Sometimes it feels like a world arranged only
by ascent and breath, eight hours
in both directions. How about a glacier
that calves in the heat of late September?
A red train threading the fir trees?
Mont Blanc done in morning alpenglow? Anyone
who has traveled here knows the discrepancies
between imagining a mountain
and meeting one. The idea is the postcard
in your pocket and the fact is your legs
cramping on the vertiginous stairs to the gondola.
In between may be the sacred—real tears
when the massif reveals itself—and the absurd—
a bee stinging you on the red train
while the French family laughs softly into their scarves.
Maybe awe is best sprung from fatigue,
like the children of some Alpine god.
One gives us waterfalls spilling from granite throats,
another crampons clacking on the station platform,
another the blond, perfectly coiffed woman
steadying herself in the shaking gondola,
perfume rising like mist. Considerable
wobble in the system, and the wind shrieks
through the metal joints. Swaying in the airborne
box, watching the treetops fall away:
good idea! But also sadness looking at the glacier—
the Mer de Glace shrinking year by year.
The stranded clouds cling to the aiguilles
though the sun calls them upward.
The French boy rock-climbing with his father
refuses to come down, gripping the limestone
as if joined to it. By what
manner is the soul tethered to a place?
Answer: an arm connecting a child
to a mountainside. According to the guides,
there are no accidents. The hikers waiting
for the train—with their heavy packs and rope coils—agree.
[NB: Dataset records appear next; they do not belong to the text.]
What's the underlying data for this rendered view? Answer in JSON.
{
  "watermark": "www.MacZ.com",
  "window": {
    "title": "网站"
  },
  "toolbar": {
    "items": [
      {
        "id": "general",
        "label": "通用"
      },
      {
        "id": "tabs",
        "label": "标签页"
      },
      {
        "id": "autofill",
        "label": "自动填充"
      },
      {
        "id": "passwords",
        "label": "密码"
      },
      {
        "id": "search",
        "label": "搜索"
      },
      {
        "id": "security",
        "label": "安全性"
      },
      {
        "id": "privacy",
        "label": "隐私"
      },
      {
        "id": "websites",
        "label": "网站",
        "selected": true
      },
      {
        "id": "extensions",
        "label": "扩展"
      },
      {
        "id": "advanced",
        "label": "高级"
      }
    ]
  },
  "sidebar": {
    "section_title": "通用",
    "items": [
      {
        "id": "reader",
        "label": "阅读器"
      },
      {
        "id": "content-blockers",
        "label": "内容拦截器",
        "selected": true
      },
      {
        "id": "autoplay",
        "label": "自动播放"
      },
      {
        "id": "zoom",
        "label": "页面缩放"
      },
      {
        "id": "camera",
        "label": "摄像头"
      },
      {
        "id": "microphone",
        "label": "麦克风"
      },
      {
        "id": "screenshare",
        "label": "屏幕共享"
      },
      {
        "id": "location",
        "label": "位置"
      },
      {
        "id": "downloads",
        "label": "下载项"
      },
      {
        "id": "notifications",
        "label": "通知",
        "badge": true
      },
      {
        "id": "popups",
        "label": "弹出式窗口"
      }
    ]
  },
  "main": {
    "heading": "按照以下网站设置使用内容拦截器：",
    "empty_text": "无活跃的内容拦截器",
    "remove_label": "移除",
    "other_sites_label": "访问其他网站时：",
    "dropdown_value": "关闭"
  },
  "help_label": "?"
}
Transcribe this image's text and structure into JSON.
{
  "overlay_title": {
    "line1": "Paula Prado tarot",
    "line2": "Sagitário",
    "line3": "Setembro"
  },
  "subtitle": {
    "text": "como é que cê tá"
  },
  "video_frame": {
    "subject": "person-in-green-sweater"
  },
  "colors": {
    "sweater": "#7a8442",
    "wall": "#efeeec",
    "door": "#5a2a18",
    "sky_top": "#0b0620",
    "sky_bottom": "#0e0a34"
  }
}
You stumble over your own bad French
yet somehow they understand you.
Human wonder: is it the summit
or the climb? They come in bright parkas
and steel the paths so nothing slips
but the meltwater. It is too late to ask Ruskin
what he’d think of the retreating ice.
Sometimes they give you
a view, a silence, and the rest
is your heart’s problem. In one version,
the valley gifts you a morning bus at 5 A.M.,
a frost-bit seat and the first glimpse of the Alps—
silver-backed, wind-sired creatures
older than language. That was before you knew
you would cry when Mont Blanc appeared,
a white cathedral rising beyond judgment.
You did not want to miss
a single waterfall, nor the giant Alpine plants
bending in the wind, thick as lanterns.
So too every decade you grow older
but the mountain, coming to meet you, remains
the master of the story. After the sting from whom
you will never know, you step off the train,
touch a boulder where meltwater sings.